There was an old American joke I read long ago about the former Soviet Union, and it went like this:
There was a race somewhere between an American car and a Russian car, and the American car won. (Of course the American car won! This is an American joke, remember?)
The next day's headlines in Pravda said, "The Russian car came second, while the American car was next to last."
Ha, ha! Oh, those Russians!
I've been watching the medal tally at the Tokyo Olympics over the last couple of weeks, and something puzzled me about American reporting on this.
Normally, medal tallies are shown in descending order of gold, then silver, and then bronze medals. The country with the most golds is on top. If two countries have the same number of golds, then the one with more silvers goes above the other. Ditto if the two countries have the same number of golds and silvers. The country with more bronze medals goes above the other.
Not according to the New York Times, though.
In their reporting, the medal tally was sorted in descending order of total number of medals.
But wait, there's more!
One would think there would be no wiggle room when comparing gold medals, right?
Apparently, there is. You can shrink the icons on China's row to make it look much shorter than it is. That way, the US won't look quite so bad.
Unbelievable, right? I guess that's what a "free press" means.

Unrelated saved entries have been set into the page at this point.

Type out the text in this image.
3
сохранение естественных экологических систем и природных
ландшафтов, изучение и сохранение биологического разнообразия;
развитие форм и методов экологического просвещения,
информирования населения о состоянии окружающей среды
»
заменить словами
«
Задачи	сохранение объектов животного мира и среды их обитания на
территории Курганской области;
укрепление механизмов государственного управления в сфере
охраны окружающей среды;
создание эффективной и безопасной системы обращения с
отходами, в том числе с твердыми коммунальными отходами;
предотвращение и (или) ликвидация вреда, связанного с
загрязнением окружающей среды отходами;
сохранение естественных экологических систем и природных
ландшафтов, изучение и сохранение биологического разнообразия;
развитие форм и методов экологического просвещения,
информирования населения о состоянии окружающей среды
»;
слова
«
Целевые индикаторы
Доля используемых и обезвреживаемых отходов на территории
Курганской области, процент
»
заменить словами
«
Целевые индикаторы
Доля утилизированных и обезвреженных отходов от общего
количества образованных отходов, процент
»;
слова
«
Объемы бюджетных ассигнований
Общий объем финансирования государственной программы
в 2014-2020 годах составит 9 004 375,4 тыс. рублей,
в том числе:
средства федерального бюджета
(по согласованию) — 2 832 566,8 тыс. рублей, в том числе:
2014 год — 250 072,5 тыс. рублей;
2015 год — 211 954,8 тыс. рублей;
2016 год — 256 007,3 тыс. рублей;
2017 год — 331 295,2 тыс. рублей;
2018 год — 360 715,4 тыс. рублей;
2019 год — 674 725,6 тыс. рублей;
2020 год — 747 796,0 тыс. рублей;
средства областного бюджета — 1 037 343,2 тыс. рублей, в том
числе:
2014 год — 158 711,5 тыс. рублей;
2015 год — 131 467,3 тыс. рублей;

You're free to bend and twist the truth in any way you like. Not that it didn't get called out and ridiculed on Twitter and Reddit. In that context, I learnt a new word - copium.
Luckily for them, the US ended the Olympics with more gold medals than China (in addition to having more medals overall), so it could legitimately be at the top of the medal tally, and the media subterfuge of the previous few days went by unremarked.
Now you know why I don't believe the Western press when it comes to reporting on China. If they can distort such obvious facts to create a misleading impression, what else are they distorting?